I’ve lived this. I breathed this for 25 years. I know exactly what it feels like to see the abuse for what it is, feel a spark of righteous anger… only to have it snuffed out by a fake tear, a Bible verse, or a bouquet of “I didn’t mean it that way” flowers. Before you know it, you’re back to feeling like the monster for having feelings in the first place.

So I’m calling it out. We’re unpacking why this happens, how it messes with your brain, and what you can do to flip the script and start feeling sorry for the person who truly deserves your compassion: you.
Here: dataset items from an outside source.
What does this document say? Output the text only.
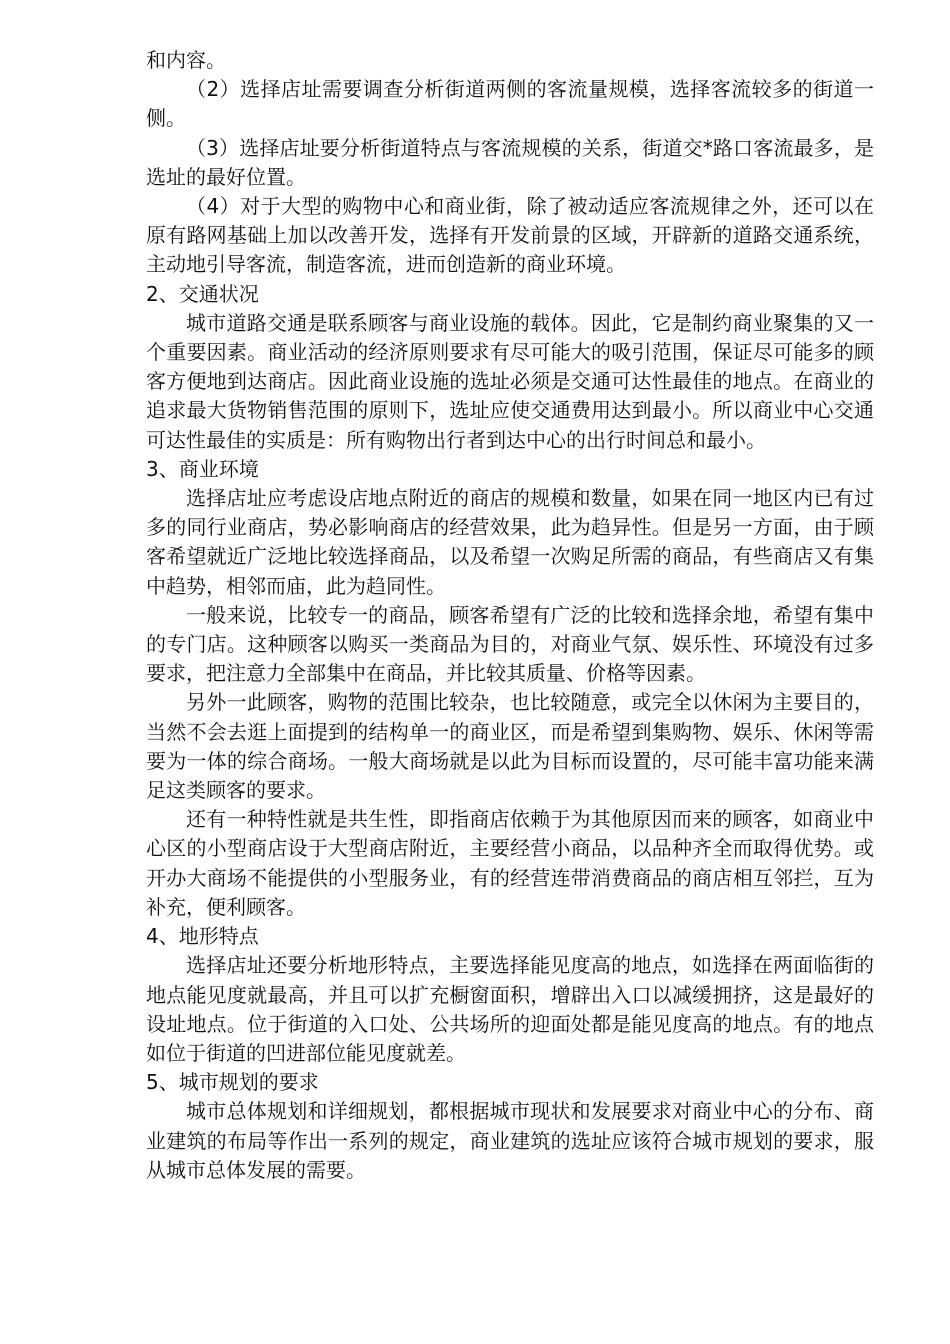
和内容。

（2）选择店址需要调查分析街道两侧的客流量规模，选择客流较多的街道一侧。

（3）选择店址要分析街道特点与客流规模的关系，街道交*路口客流最多，是选址的最好位置。

（4）对于大型的购物中心和商业街，除了被动适应客流规律之外，还可以在原有路网基础上加以改善开发，选择有开发前景的区域，开辟新的道路交通系统，主动地引导客流，制造客流，进而创造新的商业环境。

2、交通状况

城市道路交通是联系顾客与商业设施的载体。因此，它是制约商业聚集的又一个重要因素。商业活动的经济原则要求有尽可能大的吸引范围，保证尽可能多的顾客方便地到达商店。因此商业设施的选址必须是交通可达性最佳的地点。在商业的追求最大货物销售范围的原则下，选址应使交通费用达到最小。所以商业中心交通可达性最佳的实质是：所有购物出行者到达中心的出行时间总和最小。

3、商业环境

选择店址应考虑设店地点附近的商店的规模和数量，如果在同一地区内已有过多的同行业商店，势必影响商店的经营效果，此为趋异性。但是另一方面，由于顾客希望就近广泛地比较选择商品，以及希望一次购足所需的商品，有些商店又有集中趋势，相邻而庙，此为趋同性。

一般来说，比较专一的商品，顾客希望有广泛的比较和选择余地，希望有集中的专门店。这种顾客以购买一类商品为目的，对商业气氛、娱乐性、环境没有过多要求，把注意力全部集中在商品，并比较其质量、价格等因素。

另外一此顾客，购物的范围比较杂，也比较随意，或完全以休闲为主要目的，当然不会去逛上面提到的结构单一的商业区，而是希望到集购物、娱乐、休闲等需要为一体的综合商场。一般大商场就是以此为目标而设置的，尽可能丰富功能来满足这类顾客的要求。

还有一种特性就是共生性，即指商店依赖于为其他原因而来的顾客，如商业中心区的小型商店设于大型商店附近，主要经营小商品，以品种齐全而取得优势。或开办大商场不能提供的小型服务业，有的经营连带消费商品的商店相互邻拦，互为补充，便利顾客。

4、地形特点

选择店址还要分析地形特点，主要选择能见度高的地点，如选择在两面临街的地点能见度就最高，并且可以扩充橱窗面积，增辟出入口以减缓拥挤，这是最好的设址地点。位于街道的入口处、公共场所的迎面处都是能见度高的地点。有的地点如位于街道的凹进部位能见度就差。

5、城市规划的要求

城市总体规划和详细规划，都根据城市现状和发展要求对商业中心的分布、商业建筑的布局等作出一系列的规定，商业建筑的选址应该符合城市规划的要求，服从城市总体发展的需要。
What I Want You to Walk Away With:

  • You’re not crazy. You’re chemically trauma bonded. And yes, that’s a thing.
  • Your compassion is beautiful, but when it’s misdirected at your abuser, it becomes a prison.
  • The church has taught us to tolerate abuse in the name of Jesus—and honestly, Jesus would’ve flipped a table over that.
  • Grief isn’t the enemy. Denial is. Grief is the beginning of healing.
  • You can feel sorry for yourself. You should. That’s what healing starts with.
  • You don’t need to be brave enough for the whole mountain—just the next step.
  • You are the one who’s going to rescue you. (No prince required.)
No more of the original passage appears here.